Though it was once banned by their prophet, multilevel marketing has caught on in Utah polygamous communities

Stephen Dark
Salt Lake Tribune
January 8, 2018

Colorado City, Ariz. • Dawn Bistline-Cooke and her husband couldn’t pay their power bill. They struggled to afford diapers. Their truck had been repossessed. And at priesthood meetings, leaders of the FLDS Church reminded her husband to contribute up to $1,000 a month toward the storehouse and legal costs of the polygamous sect.

During the week, her husband worked construction jobs out of town while Bistline-Cooke cared for their four children. In search of fun one weekend, she went to a “What Women Want” expo in St. George and found a business opportunity instead: selling appetite-suppressant lollipops called Power Pops.

Bistline-Cooke had a natural network to tap as she joined the multilevel marketing company: She signed up a quarter of her 43 siblings to sell the cherry and piña colada treats and get others to join.

“My sister and I had coffee parties” to promote the lollipops, she said. “That was our social life: Have a coffee party and breastfeed.”

And the $250 to $500 she earned each week helped the family afford “things we were desperate for.”

From the 1970s on, beginning with companies such as Amway, Avon, Tupperware and Mary Kay, one network-marketing craze after another swept through the dusty streets and 15-bedroom houses in Hildale, Utah, and Colorado City, Ariz., the traditional home of the Fundamentalist Church of Jesus Christ of Latter-Day Saints.

But a few months after Bistline-Cooke began to make money in 2004, FLDS prophet Warren Jeffs brought the community’s networks to a halt, denouncing multilevel marketing from the pulpit for taking money from the church. “Everyone dropped it,” she said.

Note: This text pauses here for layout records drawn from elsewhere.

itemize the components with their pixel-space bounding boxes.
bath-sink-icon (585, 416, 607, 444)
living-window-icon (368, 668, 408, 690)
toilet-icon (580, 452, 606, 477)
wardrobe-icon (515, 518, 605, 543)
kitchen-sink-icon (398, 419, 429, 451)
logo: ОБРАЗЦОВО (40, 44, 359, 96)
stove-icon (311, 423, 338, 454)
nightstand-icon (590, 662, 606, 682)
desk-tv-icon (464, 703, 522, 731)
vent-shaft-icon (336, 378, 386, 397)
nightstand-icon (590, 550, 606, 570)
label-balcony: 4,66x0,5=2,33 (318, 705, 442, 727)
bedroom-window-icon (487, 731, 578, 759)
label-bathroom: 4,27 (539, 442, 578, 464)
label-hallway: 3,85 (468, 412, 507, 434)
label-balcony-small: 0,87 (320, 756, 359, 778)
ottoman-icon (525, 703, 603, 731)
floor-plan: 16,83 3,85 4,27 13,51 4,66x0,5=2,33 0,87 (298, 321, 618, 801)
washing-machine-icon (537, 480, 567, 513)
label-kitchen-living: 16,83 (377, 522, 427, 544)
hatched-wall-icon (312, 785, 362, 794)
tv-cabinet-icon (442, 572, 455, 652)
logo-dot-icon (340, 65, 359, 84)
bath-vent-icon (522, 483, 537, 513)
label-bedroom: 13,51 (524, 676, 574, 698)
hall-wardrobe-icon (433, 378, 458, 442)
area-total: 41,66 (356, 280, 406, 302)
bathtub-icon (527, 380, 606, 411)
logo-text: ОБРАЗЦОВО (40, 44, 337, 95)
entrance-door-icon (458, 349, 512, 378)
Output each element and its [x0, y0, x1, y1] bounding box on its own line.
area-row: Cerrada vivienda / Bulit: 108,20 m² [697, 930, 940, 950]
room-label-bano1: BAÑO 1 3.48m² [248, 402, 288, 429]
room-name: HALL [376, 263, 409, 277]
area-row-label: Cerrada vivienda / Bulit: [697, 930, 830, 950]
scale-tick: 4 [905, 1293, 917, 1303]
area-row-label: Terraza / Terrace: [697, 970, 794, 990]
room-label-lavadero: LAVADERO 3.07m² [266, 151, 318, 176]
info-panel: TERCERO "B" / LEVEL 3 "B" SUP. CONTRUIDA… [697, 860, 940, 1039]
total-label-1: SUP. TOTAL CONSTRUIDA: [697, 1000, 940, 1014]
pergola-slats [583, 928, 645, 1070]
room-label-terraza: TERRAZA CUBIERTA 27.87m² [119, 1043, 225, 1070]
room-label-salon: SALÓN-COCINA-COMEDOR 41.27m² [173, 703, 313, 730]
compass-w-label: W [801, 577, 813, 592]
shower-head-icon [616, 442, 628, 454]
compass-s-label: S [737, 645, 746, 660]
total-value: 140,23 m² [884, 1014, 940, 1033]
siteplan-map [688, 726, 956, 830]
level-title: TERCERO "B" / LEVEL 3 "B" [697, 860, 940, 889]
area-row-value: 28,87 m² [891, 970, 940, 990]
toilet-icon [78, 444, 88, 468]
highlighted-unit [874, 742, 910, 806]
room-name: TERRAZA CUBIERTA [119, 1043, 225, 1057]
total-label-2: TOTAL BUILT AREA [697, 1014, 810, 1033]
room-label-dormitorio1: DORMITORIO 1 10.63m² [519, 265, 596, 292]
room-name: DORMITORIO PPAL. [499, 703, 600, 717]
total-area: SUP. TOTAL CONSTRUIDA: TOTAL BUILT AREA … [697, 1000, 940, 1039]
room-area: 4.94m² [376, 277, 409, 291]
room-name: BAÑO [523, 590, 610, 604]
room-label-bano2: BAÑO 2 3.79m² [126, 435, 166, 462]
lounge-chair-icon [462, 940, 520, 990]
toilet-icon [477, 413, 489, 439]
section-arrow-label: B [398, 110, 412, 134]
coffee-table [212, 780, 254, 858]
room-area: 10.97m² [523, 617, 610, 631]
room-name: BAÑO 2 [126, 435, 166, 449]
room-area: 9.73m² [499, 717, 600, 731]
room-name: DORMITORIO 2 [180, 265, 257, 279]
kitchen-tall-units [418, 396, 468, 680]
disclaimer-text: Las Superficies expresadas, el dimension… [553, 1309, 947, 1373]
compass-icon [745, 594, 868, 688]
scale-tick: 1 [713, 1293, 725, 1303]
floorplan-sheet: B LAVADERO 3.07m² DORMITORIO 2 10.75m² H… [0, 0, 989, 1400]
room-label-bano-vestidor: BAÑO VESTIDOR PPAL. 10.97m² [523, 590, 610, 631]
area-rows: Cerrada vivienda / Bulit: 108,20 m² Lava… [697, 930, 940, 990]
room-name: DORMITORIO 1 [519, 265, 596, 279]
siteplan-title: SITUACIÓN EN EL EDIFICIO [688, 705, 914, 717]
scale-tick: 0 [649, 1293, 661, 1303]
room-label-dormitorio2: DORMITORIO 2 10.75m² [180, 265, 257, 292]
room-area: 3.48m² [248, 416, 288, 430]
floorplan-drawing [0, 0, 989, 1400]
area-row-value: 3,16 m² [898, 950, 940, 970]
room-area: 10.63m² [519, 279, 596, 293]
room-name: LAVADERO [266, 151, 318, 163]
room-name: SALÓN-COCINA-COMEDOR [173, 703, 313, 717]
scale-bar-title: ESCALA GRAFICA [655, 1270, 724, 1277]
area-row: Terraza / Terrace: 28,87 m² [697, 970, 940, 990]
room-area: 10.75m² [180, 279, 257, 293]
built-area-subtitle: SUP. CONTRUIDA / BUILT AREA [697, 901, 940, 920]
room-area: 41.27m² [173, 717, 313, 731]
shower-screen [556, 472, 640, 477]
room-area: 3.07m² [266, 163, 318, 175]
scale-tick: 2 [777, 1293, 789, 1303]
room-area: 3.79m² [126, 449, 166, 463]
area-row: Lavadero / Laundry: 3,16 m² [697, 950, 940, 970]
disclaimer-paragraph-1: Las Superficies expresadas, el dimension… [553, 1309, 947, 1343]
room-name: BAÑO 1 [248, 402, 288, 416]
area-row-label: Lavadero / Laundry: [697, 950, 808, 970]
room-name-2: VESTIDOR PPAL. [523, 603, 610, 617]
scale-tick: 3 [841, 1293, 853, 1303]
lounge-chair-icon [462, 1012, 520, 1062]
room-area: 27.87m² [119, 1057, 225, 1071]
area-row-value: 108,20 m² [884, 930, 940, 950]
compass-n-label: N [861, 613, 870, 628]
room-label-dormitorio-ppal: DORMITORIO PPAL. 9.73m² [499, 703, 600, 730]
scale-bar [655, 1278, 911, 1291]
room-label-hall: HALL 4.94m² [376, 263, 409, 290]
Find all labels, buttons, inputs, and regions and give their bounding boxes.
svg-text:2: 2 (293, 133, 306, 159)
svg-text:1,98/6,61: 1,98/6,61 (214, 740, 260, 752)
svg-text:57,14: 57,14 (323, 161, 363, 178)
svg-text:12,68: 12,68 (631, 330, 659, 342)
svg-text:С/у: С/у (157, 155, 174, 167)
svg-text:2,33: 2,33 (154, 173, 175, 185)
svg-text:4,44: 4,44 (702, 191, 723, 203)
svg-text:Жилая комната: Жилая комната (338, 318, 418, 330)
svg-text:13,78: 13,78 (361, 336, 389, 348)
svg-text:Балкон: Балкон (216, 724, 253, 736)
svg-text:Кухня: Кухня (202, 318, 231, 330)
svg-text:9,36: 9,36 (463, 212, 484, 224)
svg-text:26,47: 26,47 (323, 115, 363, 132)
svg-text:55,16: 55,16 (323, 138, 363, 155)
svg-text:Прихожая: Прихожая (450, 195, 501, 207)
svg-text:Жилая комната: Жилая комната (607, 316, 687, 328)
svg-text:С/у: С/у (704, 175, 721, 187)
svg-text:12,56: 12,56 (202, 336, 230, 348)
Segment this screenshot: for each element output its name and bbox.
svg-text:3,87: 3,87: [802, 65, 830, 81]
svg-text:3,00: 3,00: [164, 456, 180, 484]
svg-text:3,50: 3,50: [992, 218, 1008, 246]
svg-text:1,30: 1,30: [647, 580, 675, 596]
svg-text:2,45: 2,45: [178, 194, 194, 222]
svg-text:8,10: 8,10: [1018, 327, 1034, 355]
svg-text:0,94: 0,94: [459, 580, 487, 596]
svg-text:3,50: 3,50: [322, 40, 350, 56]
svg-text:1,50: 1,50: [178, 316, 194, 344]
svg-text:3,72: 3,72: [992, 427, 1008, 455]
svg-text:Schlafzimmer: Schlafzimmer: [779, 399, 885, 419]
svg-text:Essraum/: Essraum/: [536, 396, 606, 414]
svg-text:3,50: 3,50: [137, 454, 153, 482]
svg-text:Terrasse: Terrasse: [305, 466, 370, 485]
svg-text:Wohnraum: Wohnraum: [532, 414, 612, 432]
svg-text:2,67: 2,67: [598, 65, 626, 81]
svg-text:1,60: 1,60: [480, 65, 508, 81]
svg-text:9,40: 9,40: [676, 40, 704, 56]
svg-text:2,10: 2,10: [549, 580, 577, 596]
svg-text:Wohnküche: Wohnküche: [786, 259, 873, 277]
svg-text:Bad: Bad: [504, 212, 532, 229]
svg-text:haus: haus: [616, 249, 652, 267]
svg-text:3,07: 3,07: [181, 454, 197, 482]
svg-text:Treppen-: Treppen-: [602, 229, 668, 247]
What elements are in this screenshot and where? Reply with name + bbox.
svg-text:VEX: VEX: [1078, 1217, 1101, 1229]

Today, the Essential Coffee Co. drive-thru in Colorado City offers to add Young Living oils to a take-away coffee for 45 cents — making peppermint, orange and nutmeg drops from the Lehi MLM company one sign of the industry’s resurgence among current and former FLDS members.

For people leaving the church, “It’s the easiest and cheapest way into business,” Bistline-Cooke said. “Especially for moms leaving with kids. They don’t have any means to support themselves and have to stay at home with their young kids.”

For FLDS women, MLM events are a way to stay connected, as many families are departing the towns on orders from Jeffs, who’s been incarcerated since 2011.